Along with Green Bank, the Breakthrough Listen initiative will use similar instruments on Australia’s Parkes telescope, for radio astronomy, and the Automated Planet Finder at California’s Lick Observatory, to search for optical laser transmissions.
Last week, the team mounted Breakthrough Listen on the Green Bank radio telescope in West Virginia. According to Breakthrough Listen co-director and Berkeley SETI director Andrew Siemion, during a live YouTube chat on October 24, “It’s absolutely our best chance to detect advanced technology that's emitting radio waves if indeed there is an advanced civilization inhabiting the area around Tabby's Star.”
Green Bank is the largest and most sensitive ground-based telescope that’s actually in a position to point at Tabby’s Star – sensitive enough to pick up a signal with about as much energy as an aircraft surveillance radar. “We would be sensitive to technology no more advanced than our own, if indeed it exists around Tabby's Star and we get lucky and it's pointed at us,” said Siemion.

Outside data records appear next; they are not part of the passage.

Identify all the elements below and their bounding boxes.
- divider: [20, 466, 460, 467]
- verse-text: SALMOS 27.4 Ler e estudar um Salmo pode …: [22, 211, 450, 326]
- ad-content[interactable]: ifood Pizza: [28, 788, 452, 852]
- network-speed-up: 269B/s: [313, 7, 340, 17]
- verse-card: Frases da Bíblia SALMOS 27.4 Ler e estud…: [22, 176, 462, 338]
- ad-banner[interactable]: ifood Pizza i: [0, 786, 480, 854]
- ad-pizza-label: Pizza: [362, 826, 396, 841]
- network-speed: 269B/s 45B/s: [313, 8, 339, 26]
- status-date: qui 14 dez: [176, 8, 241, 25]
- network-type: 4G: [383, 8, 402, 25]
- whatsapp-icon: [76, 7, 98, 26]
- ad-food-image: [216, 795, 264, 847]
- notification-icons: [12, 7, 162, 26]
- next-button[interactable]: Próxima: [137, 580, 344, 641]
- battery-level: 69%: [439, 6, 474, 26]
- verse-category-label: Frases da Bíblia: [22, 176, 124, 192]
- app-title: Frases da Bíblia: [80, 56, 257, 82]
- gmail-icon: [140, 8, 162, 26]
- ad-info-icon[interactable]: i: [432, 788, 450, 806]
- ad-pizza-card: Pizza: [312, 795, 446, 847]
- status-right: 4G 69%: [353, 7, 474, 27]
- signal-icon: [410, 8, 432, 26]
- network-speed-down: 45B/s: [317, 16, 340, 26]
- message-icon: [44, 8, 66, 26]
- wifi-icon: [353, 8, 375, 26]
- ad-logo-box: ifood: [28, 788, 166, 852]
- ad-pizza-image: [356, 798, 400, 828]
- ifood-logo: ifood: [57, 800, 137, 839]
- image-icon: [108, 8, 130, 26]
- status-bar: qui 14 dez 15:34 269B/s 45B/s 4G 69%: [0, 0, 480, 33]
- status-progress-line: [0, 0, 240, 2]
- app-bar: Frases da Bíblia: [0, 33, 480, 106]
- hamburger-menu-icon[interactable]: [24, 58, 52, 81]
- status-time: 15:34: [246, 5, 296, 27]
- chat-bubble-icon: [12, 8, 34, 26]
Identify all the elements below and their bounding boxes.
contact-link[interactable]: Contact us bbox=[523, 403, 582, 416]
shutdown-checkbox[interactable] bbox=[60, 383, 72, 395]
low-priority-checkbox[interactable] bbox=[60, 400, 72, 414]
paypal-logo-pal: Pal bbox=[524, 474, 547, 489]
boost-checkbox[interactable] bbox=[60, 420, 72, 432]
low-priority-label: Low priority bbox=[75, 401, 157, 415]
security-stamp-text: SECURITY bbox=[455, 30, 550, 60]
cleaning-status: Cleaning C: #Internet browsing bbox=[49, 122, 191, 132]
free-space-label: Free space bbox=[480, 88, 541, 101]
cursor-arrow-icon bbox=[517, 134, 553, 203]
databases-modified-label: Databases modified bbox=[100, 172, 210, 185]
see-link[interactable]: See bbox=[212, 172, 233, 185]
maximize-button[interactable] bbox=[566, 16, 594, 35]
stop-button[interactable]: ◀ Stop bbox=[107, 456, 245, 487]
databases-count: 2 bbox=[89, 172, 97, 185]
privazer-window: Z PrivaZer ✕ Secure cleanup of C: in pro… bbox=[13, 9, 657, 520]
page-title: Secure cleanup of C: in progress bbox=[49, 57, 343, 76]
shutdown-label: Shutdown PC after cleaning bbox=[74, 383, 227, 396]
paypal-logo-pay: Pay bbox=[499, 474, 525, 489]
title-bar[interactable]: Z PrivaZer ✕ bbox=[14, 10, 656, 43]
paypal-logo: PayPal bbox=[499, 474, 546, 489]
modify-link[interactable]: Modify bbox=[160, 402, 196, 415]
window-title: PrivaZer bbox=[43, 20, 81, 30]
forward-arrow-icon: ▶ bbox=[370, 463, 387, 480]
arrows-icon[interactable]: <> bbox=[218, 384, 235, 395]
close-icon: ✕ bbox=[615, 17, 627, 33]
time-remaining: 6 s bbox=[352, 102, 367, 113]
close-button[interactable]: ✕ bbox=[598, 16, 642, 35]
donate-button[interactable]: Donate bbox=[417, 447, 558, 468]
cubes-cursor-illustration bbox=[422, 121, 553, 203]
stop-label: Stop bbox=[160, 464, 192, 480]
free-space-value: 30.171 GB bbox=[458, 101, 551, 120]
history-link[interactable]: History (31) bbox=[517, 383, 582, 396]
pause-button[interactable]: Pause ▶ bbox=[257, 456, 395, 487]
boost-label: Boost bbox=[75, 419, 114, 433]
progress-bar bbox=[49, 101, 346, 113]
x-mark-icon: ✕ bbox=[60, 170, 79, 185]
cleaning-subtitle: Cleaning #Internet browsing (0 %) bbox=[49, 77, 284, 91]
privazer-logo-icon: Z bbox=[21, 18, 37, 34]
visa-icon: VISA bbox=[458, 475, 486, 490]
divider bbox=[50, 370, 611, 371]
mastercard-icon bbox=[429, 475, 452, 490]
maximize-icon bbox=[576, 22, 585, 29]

In fact, the team spent part of Wednesday night detecting signals from human technology to help calibrate the instrument. “The observations of Mars last night resulted in the detection of at least one of the human spacecraft on or around Mars; the team is working to try to figure out exactly which one it is (which is not a trivial task),” wrote Croft on Thursday.
“This is a great test of our instrument, because if we can detect human technology that's an analog for what we're searching for from a distant technology, that's a good indicator that our instrument works,” said Siemion during Wednesday’s session.